Manny Pacquiao believes the best help he can give to the damaged area of the Philippines right now is dedicating his Nov. 24 comeback fight against Brandon Rios to his countrymen. Even though Pacquiao is training in his home city of General Santos, his camp decided it’s in his best interests to not be distracted by visiting those affected.
Dedicating a fight to his people is great — Filipinos around the world live and die with his fights — but is that what they need most right now? Not saying his heart isn’t in the right place, but this might not be the biggest help to the people who love him so much.
In a "statement to his people," Pacquiao, who also serves as a congressman, said: "I really want to visit the area and personally do what I can to help our countrymen who have suffered so much in this terrible tragedy. But I’m in deep training for a crucial fight so I regret I cannot go."
"I will send help to those who need it the most," he added, "and I enjoin all of you to pray for our country and people in these trying times."
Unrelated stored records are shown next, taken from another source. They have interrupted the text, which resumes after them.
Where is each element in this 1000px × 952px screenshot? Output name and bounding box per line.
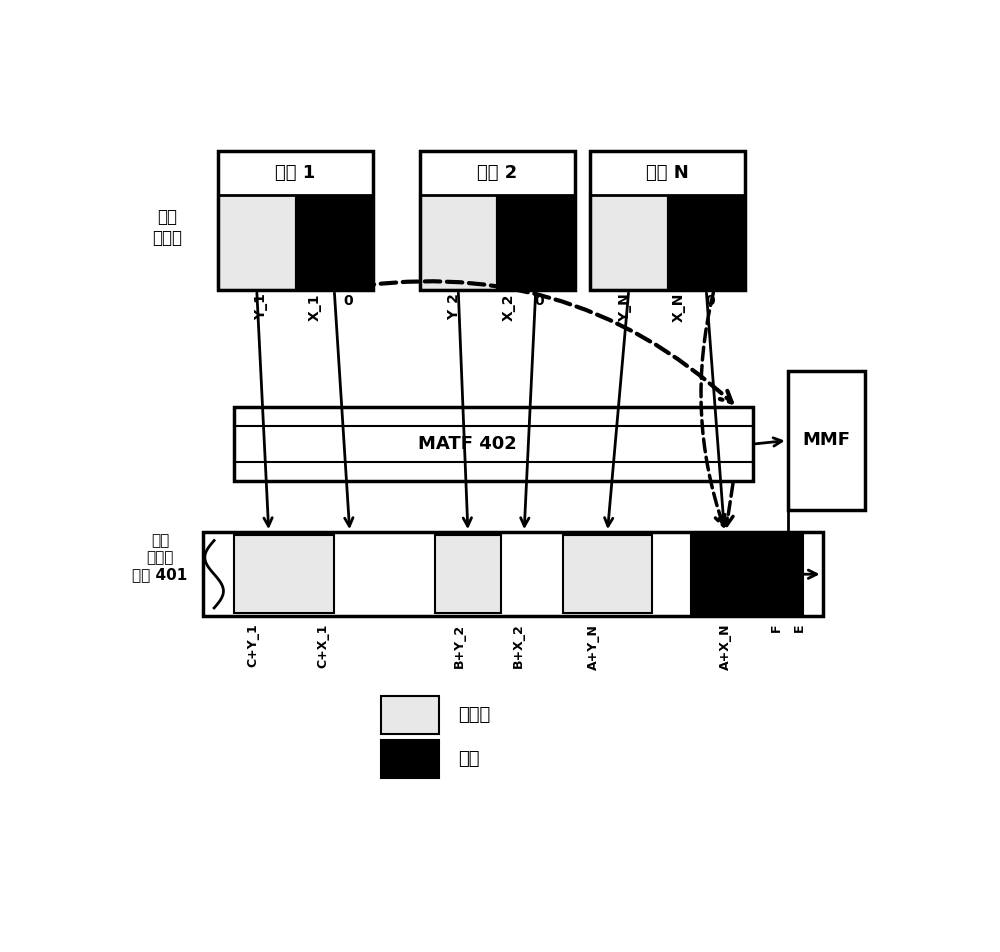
Bar xyxy=(497,195,574,290)
Text: F: F xyxy=(770,624,782,632)
Bar xyxy=(420,151,574,195)
Text: Y_1: Y_1 xyxy=(254,293,268,320)
Bar xyxy=(218,151,373,290)
Text: X_2: X_2 xyxy=(502,293,516,321)
Text: 实例 1: 实例 1 xyxy=(275,164,316,182)
Text: 虚拟
存储器: 虚拟 存储器 xyxy=(153,208,183,248)
Text: C+X_1: C+X_1 xyxy=(316,624,329,668)
Text: MATF 402: MATF 402 xyxy=(418,435,517,453)
Bar xyxy=(590,195,668,290)
Text: MMF: MMF xyxy=(802,431,850,449)
Bar xyxy=(234,535,334,613)
Text: Y_N: Y_N xyxy=(618,293,632,322)
Bar xyxy=(296,195,373,290)
Text: A+Y_N: A+Y_N xyxy=(587,624,600,669)
Text: 共享: 共享 xyxy=(458,749,480,767)
Text: 实例 N: 实例 N xyxy=(646,164,689,182)
Bar xyxy=(420,151,574,290)
Text: A+X_N: A+X_N xyxy=(719,624,732,670)
Bar xyxy=(381,696,439,734)
Bar xyxy=(381,740,439,778)
Text: E: E xyxy=(793,624,806,632)
Text: B+Y_2: B+Y_2 xyxy=(453,624,466,667)
Text: 物理
存储器
雪橘 401: 物理 存储器 雪橘 401 xyxy=(132,533,188,583)
Text: 0: 0 xyxy=(705,294,715,307)
Bar xyxy=(218,195,296,290)
Bar xyxy=(691,533,803,615)
Text: X_N: X_N xyxy=(672,293,686,323)
Text: 实例 2: 实例 2 xyxy=(477,164,517,182)
Bar xyxy=(218,151,373,195)
Text: 0: 0 xyxy=(535,294,544,307)
Bar xyxy=(435,535,501,613)
Bar xyxy=(590,151,745,195)
Bar xyxy=(590,151,745,290)
Text: …: … xyxy=(533,207,561,234)
Bar xyxy=(563,535,652,613)
Text: X_1: X_1 xyxy=(308,293,322,321)
Bar xyxy=(202,532,822,616)
Bar xyxy=(420,195,497,290)
Text: B+X_2: B+X_2 xyxy=(512,624,525,668)
Text: 不共享: 不共享 xyxy=(458,705,491,724)
Bar xyxy=(668,195,745,290)
Bar xyxy=(788,371,865,510)
Text: Y_2: Y_2 xyxy=(447,293,461,320)
Text: 0: 0 xyxy=(343,294,353,307)
Bar xyxy=(234,407,753,481)
Text: C+Y_1: C+Y_1 xyxy=(246,624,259,667)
No donation by Pacquiao has been announced.
Clearly, a victory by Pacquiao over the American Rios has the potential to help Filipinos take their minds off the tragedy. But with this week’s comments by trainer Freddie Roach, who said Pacquiao will consider retirement if he doesn’t fight well, the question has to be asked: Is this fight more for Pacquiao than for his people?
Pacquiao, 34, is on a two-fight losing streak, coming off a devastating knockout loss to Juan Manuel Marquez. The fight everyone wanted, against Floyd Mayweather Jr., is now an afterthought. So what if he loses to Rios? He’s rich. He’s beloved. If he retires, he’s still a hero. If he wants to fight again, he’s still young enough.
Michael Koncz, an advisor to the fighter, said if anyone is able to put the outside distractions on hold, at least for the duration of a bout, it is Pacquiao.
"Manny knows how to manage himself. He’s been in the game a long time and knows his body better than anyone else. He’s in that zone right now; he’s ready. If he had to go tomorrow, he’d be ready."
Too bad he can’t fight tomorrow. Then he could put his career aside and help the typhoon victims.